Anne Souyris, sénatrice écologiste de Paris, met en avant la différence de taxation entre le vin et la bière. En effet, selon elle, un verre de vin standard à 12,5 degrés est taxé à 0,4 centimes, tandis qu’une bière est taxée à 10 centimes. Cette disparité de traitement fiscal entre les deux boissons serait, selon la sénatrice, le reflet du fort pouvoir d’influence du lobby du vin.
Les sénateurs ont voté plusieurs hausses de taxes dites « comportementales » le jeudi 21 novembre dans le cadre de l’examen du projet de loi de financement de la Sécurité sociale pour 2025. Cependant, ils ont rejeté un amendement proposant d’augmenter la fiscalité sur l’alcool.
La sénatrice écologiste de Paris, Anne Souyris, a dénoncé la présence d’un lobby viticole au sein de l’hémicycle.
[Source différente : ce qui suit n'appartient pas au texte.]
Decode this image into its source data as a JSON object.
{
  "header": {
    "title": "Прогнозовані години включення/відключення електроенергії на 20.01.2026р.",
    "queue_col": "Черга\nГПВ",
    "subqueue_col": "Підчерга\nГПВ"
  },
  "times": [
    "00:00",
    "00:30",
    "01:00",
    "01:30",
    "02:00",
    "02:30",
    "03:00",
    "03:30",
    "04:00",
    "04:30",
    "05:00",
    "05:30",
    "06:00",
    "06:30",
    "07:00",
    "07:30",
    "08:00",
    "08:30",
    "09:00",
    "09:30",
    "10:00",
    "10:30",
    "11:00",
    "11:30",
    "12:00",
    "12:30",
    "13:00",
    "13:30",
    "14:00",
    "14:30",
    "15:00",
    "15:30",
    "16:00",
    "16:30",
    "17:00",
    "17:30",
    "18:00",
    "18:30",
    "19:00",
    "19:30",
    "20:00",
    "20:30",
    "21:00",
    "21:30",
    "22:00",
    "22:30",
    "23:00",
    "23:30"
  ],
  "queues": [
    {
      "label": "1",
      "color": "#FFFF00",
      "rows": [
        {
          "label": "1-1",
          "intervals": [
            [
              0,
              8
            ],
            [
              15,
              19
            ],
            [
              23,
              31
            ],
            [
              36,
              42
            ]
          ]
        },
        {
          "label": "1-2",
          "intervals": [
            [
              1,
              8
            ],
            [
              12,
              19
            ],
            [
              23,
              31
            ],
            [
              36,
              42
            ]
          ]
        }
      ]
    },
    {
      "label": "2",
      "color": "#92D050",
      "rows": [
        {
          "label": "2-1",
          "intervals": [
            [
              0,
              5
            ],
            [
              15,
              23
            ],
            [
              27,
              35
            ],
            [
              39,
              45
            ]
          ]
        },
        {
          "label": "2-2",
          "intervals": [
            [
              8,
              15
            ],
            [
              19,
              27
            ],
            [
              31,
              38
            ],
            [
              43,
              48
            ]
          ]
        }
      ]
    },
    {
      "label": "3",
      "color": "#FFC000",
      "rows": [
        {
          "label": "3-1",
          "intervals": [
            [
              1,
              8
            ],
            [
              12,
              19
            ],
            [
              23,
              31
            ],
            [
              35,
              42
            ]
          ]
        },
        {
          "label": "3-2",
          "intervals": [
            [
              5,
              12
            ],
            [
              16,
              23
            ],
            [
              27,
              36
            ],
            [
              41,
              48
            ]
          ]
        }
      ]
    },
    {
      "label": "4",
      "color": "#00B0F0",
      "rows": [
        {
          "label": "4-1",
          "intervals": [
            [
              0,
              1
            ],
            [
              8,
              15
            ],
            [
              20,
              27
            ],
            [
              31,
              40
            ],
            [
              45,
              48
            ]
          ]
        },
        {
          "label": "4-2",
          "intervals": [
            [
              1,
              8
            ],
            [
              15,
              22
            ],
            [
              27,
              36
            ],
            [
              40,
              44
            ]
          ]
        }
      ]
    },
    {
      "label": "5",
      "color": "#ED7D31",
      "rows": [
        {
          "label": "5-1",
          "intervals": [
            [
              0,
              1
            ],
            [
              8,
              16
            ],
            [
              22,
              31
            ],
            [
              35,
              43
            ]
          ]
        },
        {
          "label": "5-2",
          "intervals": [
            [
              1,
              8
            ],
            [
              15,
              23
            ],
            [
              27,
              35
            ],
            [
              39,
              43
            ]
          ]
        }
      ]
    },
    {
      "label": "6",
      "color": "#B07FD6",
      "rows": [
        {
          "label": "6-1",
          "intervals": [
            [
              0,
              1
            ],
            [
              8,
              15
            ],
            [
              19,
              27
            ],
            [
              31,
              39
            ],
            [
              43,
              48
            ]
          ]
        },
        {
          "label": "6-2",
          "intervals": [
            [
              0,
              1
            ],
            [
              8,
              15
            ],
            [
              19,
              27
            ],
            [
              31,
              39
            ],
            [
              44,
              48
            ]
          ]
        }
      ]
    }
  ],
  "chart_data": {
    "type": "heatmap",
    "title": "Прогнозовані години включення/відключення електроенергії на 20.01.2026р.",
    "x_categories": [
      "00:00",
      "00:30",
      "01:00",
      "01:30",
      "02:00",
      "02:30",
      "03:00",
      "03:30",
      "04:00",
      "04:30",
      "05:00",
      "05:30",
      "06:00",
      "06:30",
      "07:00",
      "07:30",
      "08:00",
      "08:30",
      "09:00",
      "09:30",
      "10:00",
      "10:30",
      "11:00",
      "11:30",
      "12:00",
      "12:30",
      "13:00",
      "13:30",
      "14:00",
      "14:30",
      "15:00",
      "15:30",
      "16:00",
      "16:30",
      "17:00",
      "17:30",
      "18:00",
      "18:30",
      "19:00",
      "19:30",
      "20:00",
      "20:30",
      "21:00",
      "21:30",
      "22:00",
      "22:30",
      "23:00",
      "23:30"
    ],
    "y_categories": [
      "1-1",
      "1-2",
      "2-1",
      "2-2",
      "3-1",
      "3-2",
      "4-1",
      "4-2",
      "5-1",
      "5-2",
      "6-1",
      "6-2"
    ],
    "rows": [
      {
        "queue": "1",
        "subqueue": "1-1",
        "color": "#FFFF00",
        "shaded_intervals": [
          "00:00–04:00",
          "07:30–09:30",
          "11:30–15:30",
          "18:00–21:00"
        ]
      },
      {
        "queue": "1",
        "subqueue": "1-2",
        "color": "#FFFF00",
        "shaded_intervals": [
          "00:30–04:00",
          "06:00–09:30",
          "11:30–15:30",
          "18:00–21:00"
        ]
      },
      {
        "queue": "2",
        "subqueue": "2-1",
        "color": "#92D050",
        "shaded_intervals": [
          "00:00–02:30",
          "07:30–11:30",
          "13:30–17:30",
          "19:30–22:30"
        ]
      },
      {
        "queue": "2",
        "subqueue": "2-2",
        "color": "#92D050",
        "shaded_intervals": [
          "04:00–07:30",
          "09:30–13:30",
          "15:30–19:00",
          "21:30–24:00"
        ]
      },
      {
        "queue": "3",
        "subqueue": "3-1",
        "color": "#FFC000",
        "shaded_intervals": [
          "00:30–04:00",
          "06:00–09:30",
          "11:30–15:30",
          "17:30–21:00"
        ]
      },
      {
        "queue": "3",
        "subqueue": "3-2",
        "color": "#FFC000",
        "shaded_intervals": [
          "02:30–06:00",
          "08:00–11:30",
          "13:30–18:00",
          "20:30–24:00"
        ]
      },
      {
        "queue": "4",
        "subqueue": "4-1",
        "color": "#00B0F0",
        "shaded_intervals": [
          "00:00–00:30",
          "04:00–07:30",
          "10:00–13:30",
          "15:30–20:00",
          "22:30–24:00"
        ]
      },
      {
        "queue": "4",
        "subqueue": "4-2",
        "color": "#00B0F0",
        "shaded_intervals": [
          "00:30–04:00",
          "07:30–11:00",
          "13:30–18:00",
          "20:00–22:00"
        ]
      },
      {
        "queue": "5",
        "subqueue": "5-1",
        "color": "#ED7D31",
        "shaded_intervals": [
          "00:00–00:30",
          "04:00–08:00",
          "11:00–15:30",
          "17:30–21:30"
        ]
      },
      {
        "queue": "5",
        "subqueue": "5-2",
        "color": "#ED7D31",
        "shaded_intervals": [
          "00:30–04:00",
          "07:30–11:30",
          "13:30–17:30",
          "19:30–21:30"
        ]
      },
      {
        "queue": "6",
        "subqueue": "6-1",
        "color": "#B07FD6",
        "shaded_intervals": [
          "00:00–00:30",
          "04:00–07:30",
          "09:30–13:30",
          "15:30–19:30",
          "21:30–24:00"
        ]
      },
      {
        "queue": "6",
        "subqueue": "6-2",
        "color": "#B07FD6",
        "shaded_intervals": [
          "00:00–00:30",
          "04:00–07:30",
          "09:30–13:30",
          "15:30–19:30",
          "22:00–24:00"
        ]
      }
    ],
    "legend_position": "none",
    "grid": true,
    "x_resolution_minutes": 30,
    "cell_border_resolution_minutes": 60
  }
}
Elle a souligné que la taxation du vin est bien inférieure à celle d’autres types d’alcools, citant des chiffres comparatifs pour illustrer ses propos. Selon elle, un verre de vin standard est taxé à 0,4 centime, tandis qu’une bière à 4 degrés est taxée à 10 centimes et un spiritueux à 40 degrés à 31 centimes.
Le vin est en réalité beaucoup moins taxé que les autres alcools. Un verre de vin n’est pas taxé à 0,4 centime mais à 0,04 centime, selon un rapport du Sénat publié en mai 2024. Ce rapport indique que l’alcool du vin est environ 25 fois moins taxé que celui de la bière et 75 fois moins taxé que celui des spiritueux. Les rapporteures soulignent que le litre de vin est taxé à seulement 4 centimes.
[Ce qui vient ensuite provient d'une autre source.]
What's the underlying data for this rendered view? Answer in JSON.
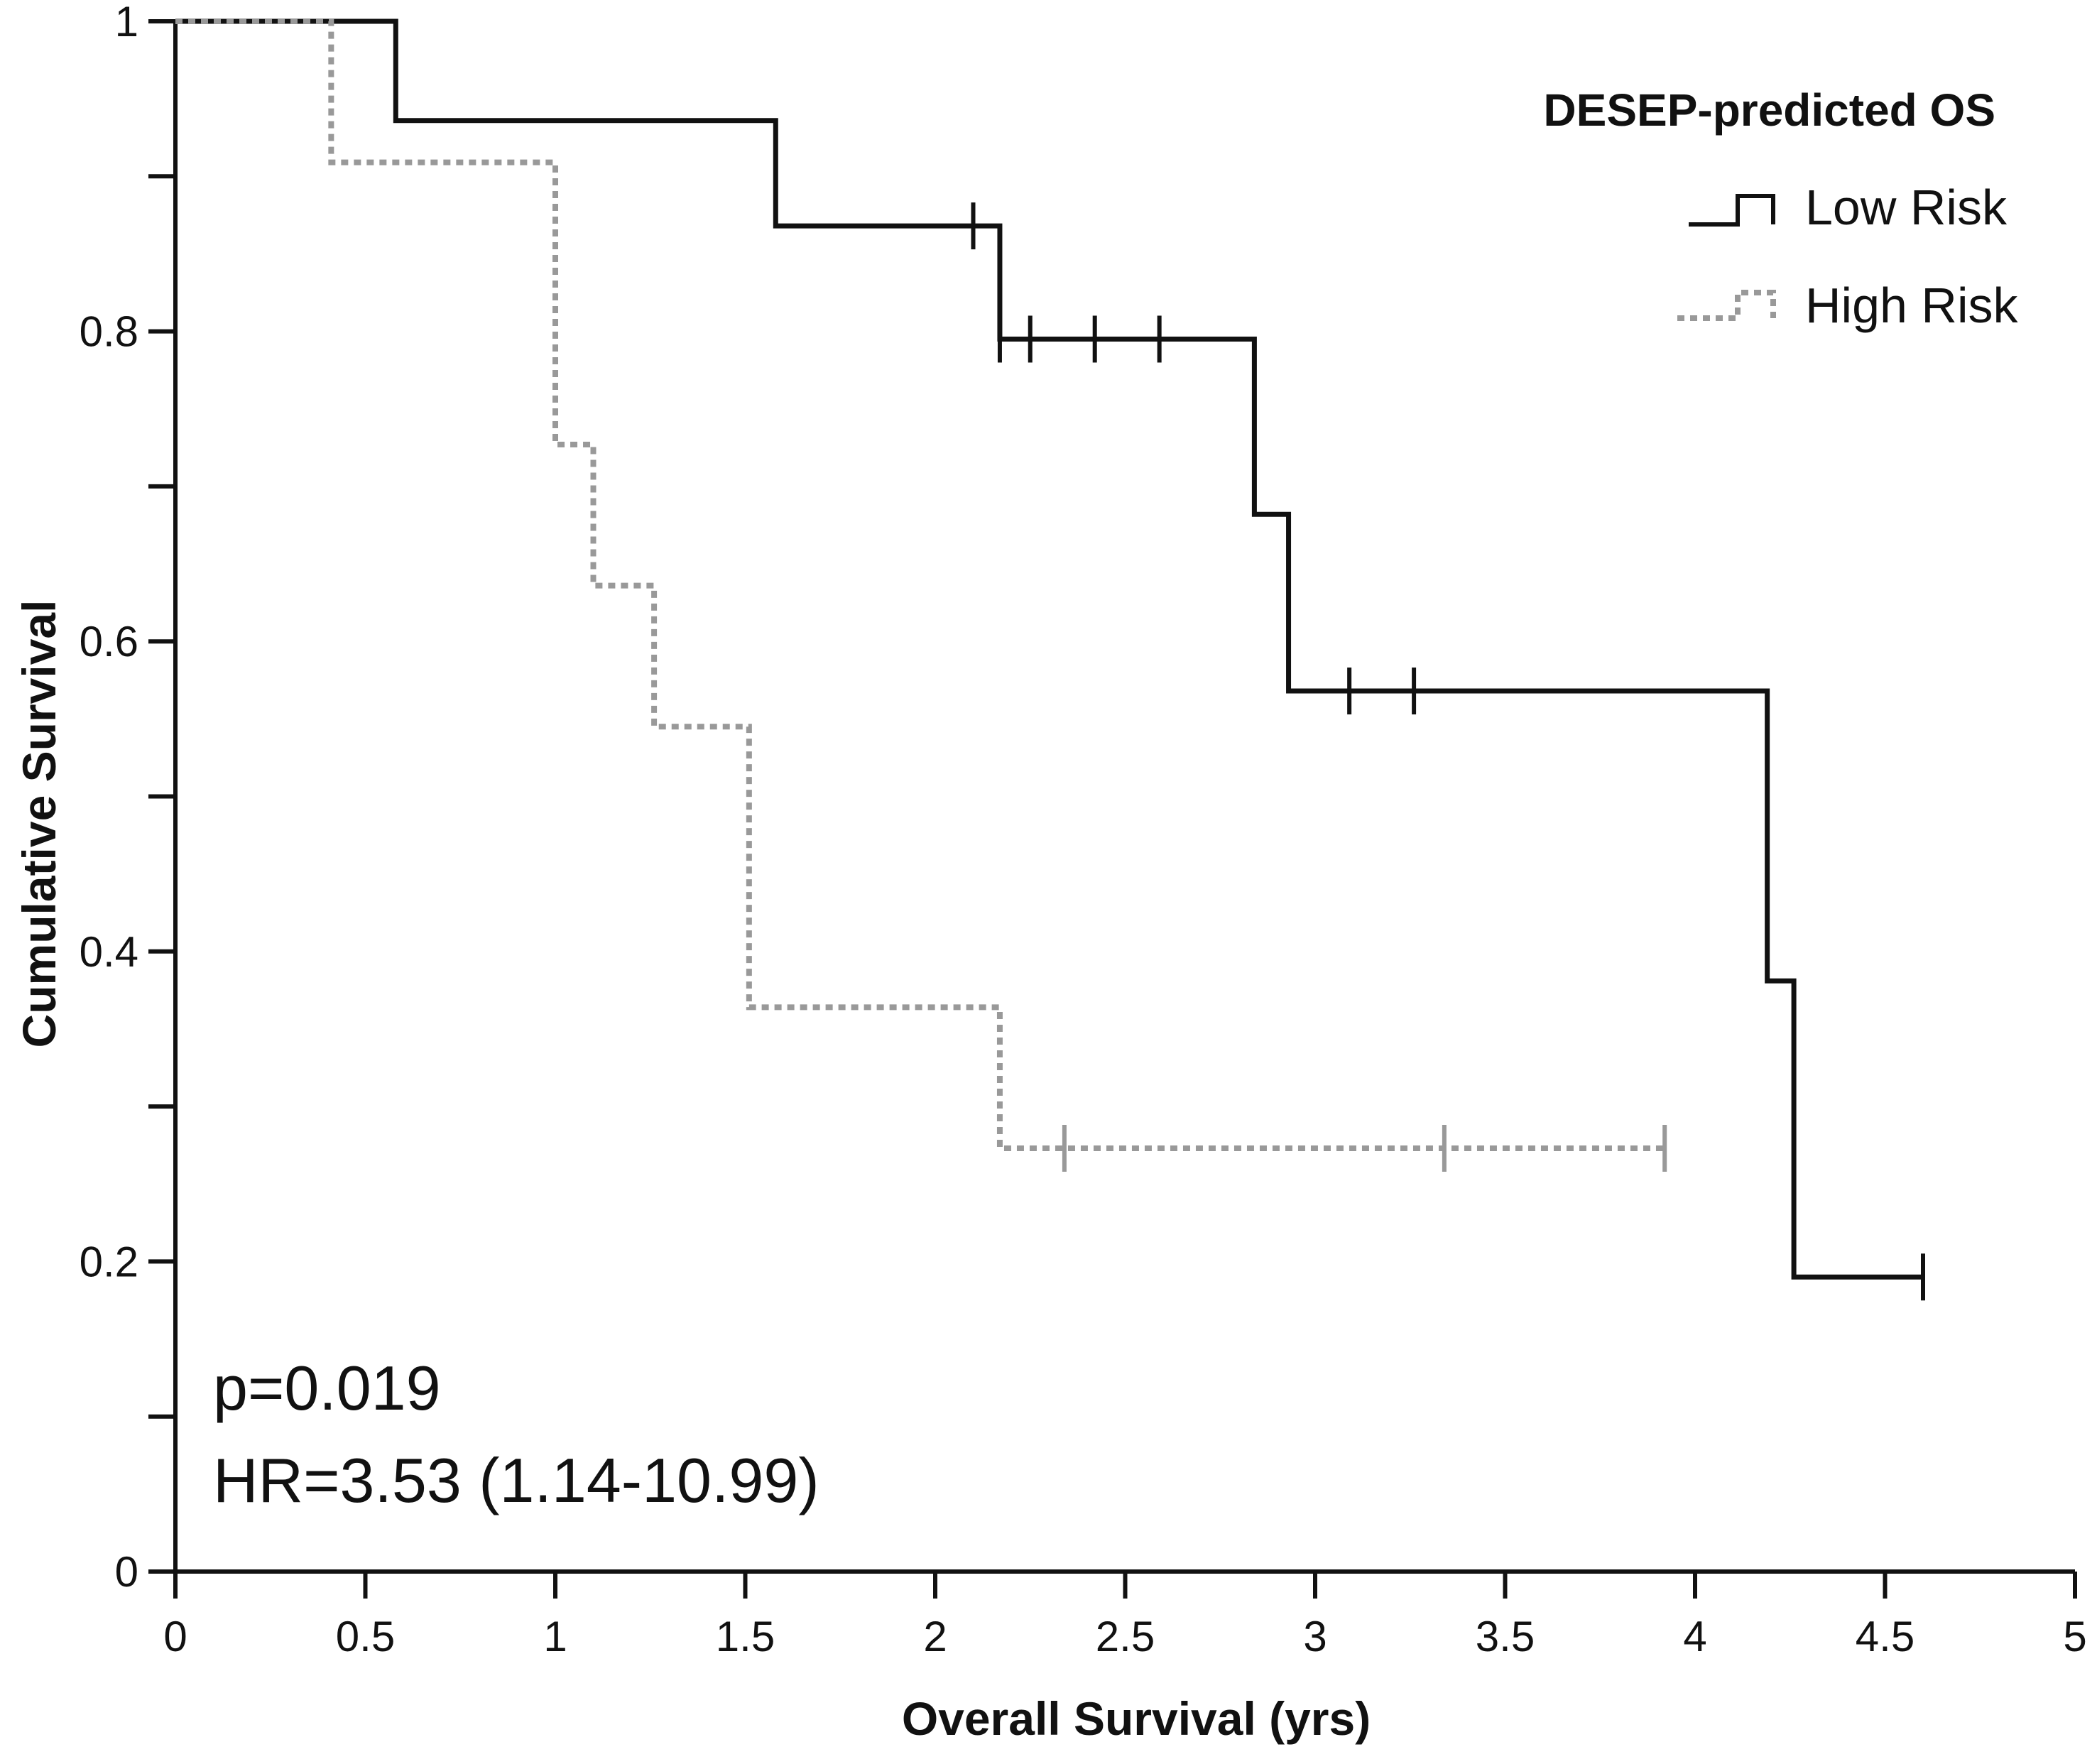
{
  "chart_data": {
    "type": "line",
    "subtype": "kaplan-meier-step",
    "title": "",
    "xlabel": "Overall Survival (yrs)",
    "ylabel": "Cumulative Survival",
    "xlim": [
      0,
      5
    ],
    "ylim": [
      0,
      1
    ],
    "x_ticks": [
      0,
      0.5,
      1,
      1.5,
      2,
      2.5,
      3,
      3.5,
      4,
      4.5,
      5
    ],
    "x_tick_labels": [
      "0",
      "0.5",
      "1",
      "1.5",
      "2",
      "2.5",
      "3",
      "3.5",
      "4",
      "4.5",
      "5"
    ],
    "y_major_ticks": [
      0,
      0.2,
      0.4,
      0.6,
      0.8,
      1
    ],
    "y_tick_labels": [
      "0",
      "0.2",
      "0.4",
      "0.6",
      "0.8",
      "1"
    ],
    "y_minor_ticks": [
      0.1,
      0.3,
      0.5,
      0.7,
      0.9
    ],
    "grid": false,
    "legend": {
      "title": "DESEP-predicted OS",
      "position": "top-right",
      "entries": [
        "Low Risk",
        "High Risk"
      ]
    },
    "series": [
      {
        "name": "Low Risk",
        "color": "#111111",
        "style": "solid",
        "steps": [
          [
            0,
            1.0
          ],
          [
            0.58,
            0.936
          ],
          [
            1.58,
            0.868
          ],
          [
            2.17,
            0.795
          ],
          [
            2.84,
            0.682
          ],
          [
            2.93,
            0.568
          ],
          [
            4.19,
            0.381
          ],
          [
            4.26,
            0.19
          ]
        ],
        "end_x": 4.6,
        "censored": [
          [
            2.1,
            0.868
          ],
          [
            2.17,
            0.795
          ],
          [
            2.25,
            0.795
          ],
          [
            2.42,
            0.795
          ],
          [
            2.59,
            0.795
          ],
          [
            3.09,
            0.568
          ],
          [
            3.26,
            0.568
          ],
          [
            4.6,
            0.19
          ]
        ]
      },
      {
        "name": "High Risk",
        "color": "#999999",
        "style": "dotted",
        "steps": [
          [
            0,
            1.0
          ],
          [
            0.41,
            0.909
          ],
          [
            1.0,
            0.727
          ],
          [
            1.1,
            0.636
          ],
          [
            1.26,
            0.545
          ],
          [
            1.51,
            0.364
          ],
          [
            2.17,
            0.273
          ]
        ],
        "end_x": 3.92,
        "censored": [
          [
            2.34,
            0.273
          ],
          [
            3.34,
            0.273
          ],
          [
            3.92,
            0.273
          ]
        ]
      }
    ],
    "annotations": [
      "p=0.019",
      "HR=3.53 (1.14-10.99)"
    ]
  }
}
Les auteures du rapport estiment que cette « niche fiscale du vin » représente un manque à gagner de 2,5 milliards d’euros par an. Elles affirment qu’il n’y a aucune raison valable de taxer différemment les différents types d’alcool du point de vue de la santé publique.
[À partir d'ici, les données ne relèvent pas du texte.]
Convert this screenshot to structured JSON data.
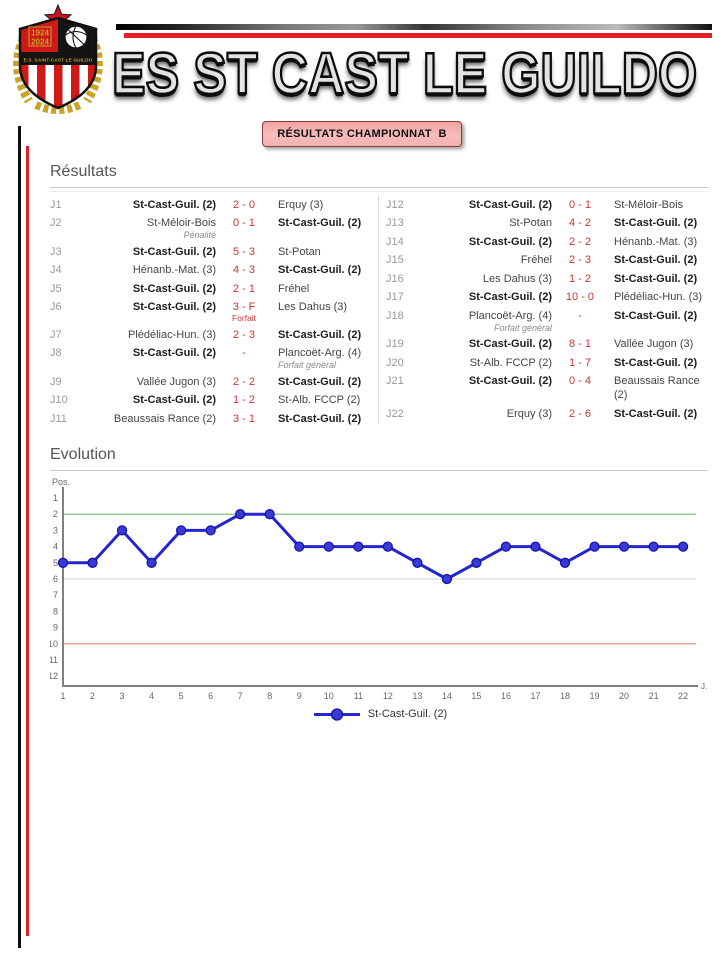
{
  "header": {
    "club_name": "ES ST CAST LE GUILDO",
    "crest": {
      "year_top": "1924",
      "year_bottom": "2024",
      "ribbon": "E.S. SAINT-CAST LE GUILDO"
    },
    "accent_black": "#0d0d0d",
    "accent_red": "#e31e24"
  },
  "banner": {
    "label": "RÉSULTATS CHAMPIONNAT  B",
    "bg": "#f2aaaa",
    "border": "#8b3a3a"
  },
  "results": {
    "title": "Résultats",
    "score_color": "#cc3333",
    "columns": [
      [
        {
          "day": "J1",
          "home": "St-Cast-Guil. (2)",
          "score": "2 - 0",
          "away": "Erquy (3)",
          "bold": "home"
        },
        {
          "day": "J2",
          "home": "St-Méloir-Bois",
          "score": "0 - 1",
          "away": "St-Cast-Guil. (2)",
          "bold": "away",
          "note": {
            "pos": "home",
            "text": "Pénalité"
          }
        },
        {
          "day": "J3",
          "home": "St-Cast-Guil. (2)",
          "score": "5 - 3",
          "away": "St-Potan",
          "bold": "home"
        },
        {
          "day": "J4",
          "home": "Hénanb.-Mat. (3)",
          "score": "4 - 3",
          "away": "St-Cast-Guil. (2)",
          "bold": "away"
        },
        {
          "day": "J5",
          "home": "St-Cast-Guil. (2)",
          "score": "2 - 1",
          "away": "Fréhel",
          "bold": "home"
        },
        {
          "day": "J6",
          "home": "St-Cast-Guil. (2)",
          "score": "3 - F",
          "away": "Les Dahus (3)",
          "bold": "home",
          "note": {
            "pos": "score",
            "text": "Forfait"
          }
        },
        {
          "day": "J7",
          "home": "Plédéliac-Hun. (3)",
          "score": "2 - 3",
          "away": "St-Cast-Guil. (2)",
          "bold": "away"
        },
        {
          "day": "J8",
          "home": "St-Cast-Guil. (2)",
          "score": "-",
          "away": "Plancoët-Arg. (4)",
          "bold": "home",
          "note": {
            "pos": "away",
            "text": "Forfait général"
          }
        },
        {
          "day": "J9",
          "home": "Vallée Jugon (3)",
          "score": "2 - 2",
          "away": "St-Cast-Guil. (2)",
          "bold": "away"
        },
        {
          "day": "J10",
          "home": "St-Cast-Guil. (2)",
          "score": "1 - 2",
          "away": "St-Alb. FCCP (2)",
          "bold": "home"
        },
        {
          "day": "J11",
          "home": "Beaussais Rance (2)",
          "score": "3 - 1",
          "away": "St-Cast-Guil. (2)",
          "bold": "away"
        }
      ],
      [
        {
          "day": "J12",
          "home": "St-Cast-Guil. (2)",
          "score": "0 - 1",
          "away": "St-Méloir-Bois",
          "bold": "home"
        },
        {
          "day": "J13",
          "home": "St-Potan",
          "score": "4 - 2",
          "away": "St-Cast-Guil. (2)",
          "bold": "away"
        },
        {
          "day": "J14",
          "home": "St-Cast-Guil. (2)",
          "score": "2 - 2",
          "away": "Hénanb.-Mat. (3)",
          "bold": "home"
        },
        {
          "day": "J15",
          "home": "Fréhel",
          "score": "2 - 3",
          "away": "St-Cast-Guil. (2)",
          "bold": "away"
        },
        {
          "day": "J16",
          "home": "Les Dahus (3)",
          "score": "1 - 2",
          "away": "St-Cast-Guil. (2)",
          "bold": "away"
        },
        {
          "day": "J17",
          "home": "St-Cast-Guil. (2)",
          "score": "10 - 0",
          "away": "Plédéliac-Hun. (3)",
          "bold": "home"
        },
        {
          "day": "J18",
          "home": "Plancoët-Arg. (4)",
          "score": "-",
          "away": "St-Cast-Guil. (2)",
          "bold": "away",
          "note": {
            "pos": "home",
            "text": "Forfait général"
          }
        },
        {
          "day": "J19",
          "home": "St-Cast-Guil. (2)",
          "score": "8 - 1",
          "away": "Vallée Jugon (3)",
          "bold": "home"
        },
        {
          "day": "J20",
          "home": "St-Alb. FCCP (2)",
          "score": "1 - 7",
          "away": "St-Cast-Guil. (2)",
          "bold": "away"
        },
        {
          "day": "J21",
          "home": "St-Cast-Guil. (2)",
          "score": "0 - 4",
          "away": "Beaussais Rance (2)",
          "bold": "home"
        },
        {
          "day": "J22",
          "home": "Erquy (3)",
          "score": "2 - 6",
          "away": "St-Cast-Guil. (2)",
          "bold": "away"
        }
      ]
    ]
  },
  "evolution": {
    "title": "Evolution"
  },
  "chart_data": {
    "type": "line",
    "title": "Evolution",
    "ylabel": "Pos.",
    "xlabel": "J.",
    "x": [
      1,
      2,
      3,
      4,
      5,
      6,
      7,
      8,
      9,
      10,
      11,
      12,
      13,
      14,
      15,
      16,
      17,
      18,
      19,
      20,
      21,
      22
    ],
    "series": [
      {
        "name": "St-Cast-Guil. (2)",
        "color": "#2525cf",
        "marker_fill": "#3a3ad6",
        "marker_stroke": "#1515a8",
        "values": [
          5,
          5,
          3,
          5,
          3,
          3,
          2,
          2,
          4,
          4,
          4,
          4,
          5,
          6,
          5,
          4,
          4,
          5,
          4,
          4,
          4,
          4
        ]
      }
    ],
    "ylim": [
      1,
      12
    ],
    "y_inverted": true,
    "yticks": [
      1,
      2,
      3,
      4,
      5,
      6,
      7,
      8,
      9,
      10,
      11,
      12
    ],
    "grid": true,
    "reference_lines": [
      {
        "pos": 2,
        "color": "#77b877"
      },
      {
        "pos": 6,
        "color": "#dddddd"
      },
      {
        "pos": 10,
        "color": "#ee8877"
      }
    ],
    "axis_color": "#808080",
    "legend_position": "bottom"
  }
}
Selon le rapport du Sénat, augmenter les taxes sur l’alcool pourrait réduire la consommation, ce qui est bénéfique pour la santé publique. Une augmentation du prix de l’alcool de 1% pourrait entraîner une baisse de la consommation d’environ 0,5%. Les auteures soulignent que cette baisse est moins importante pour la bière que pour le vin et les alcools forts.
Le rapport met en avant les expériences d’autres pays européens, comme le Danemark et l’Écosse, qui ont réussi à réduire la consommation d’alcool en augmentant fortement les prix. Cela nécessiterait une augmentation significative des taxes pour inciter les industriels à répercuter la hausse sur les prix en magasin.
L’exception fiscale dont bénéficie le vin en France, ainsi que dans d’autres pays producteurs de vin comme l’Espagne, s’explique en grande partie par le poids économique de la filière vitivinicole. Selon une étude du cabinet Deloitte, le secteur vitivinicole représente 1,4% du PIB et plus de 2% des emplois en France. Le rapport du Sénat admet qu’aucune proposition d’augmentation de la fiscalité de l’alcool ne sera faite par souci de réalisme.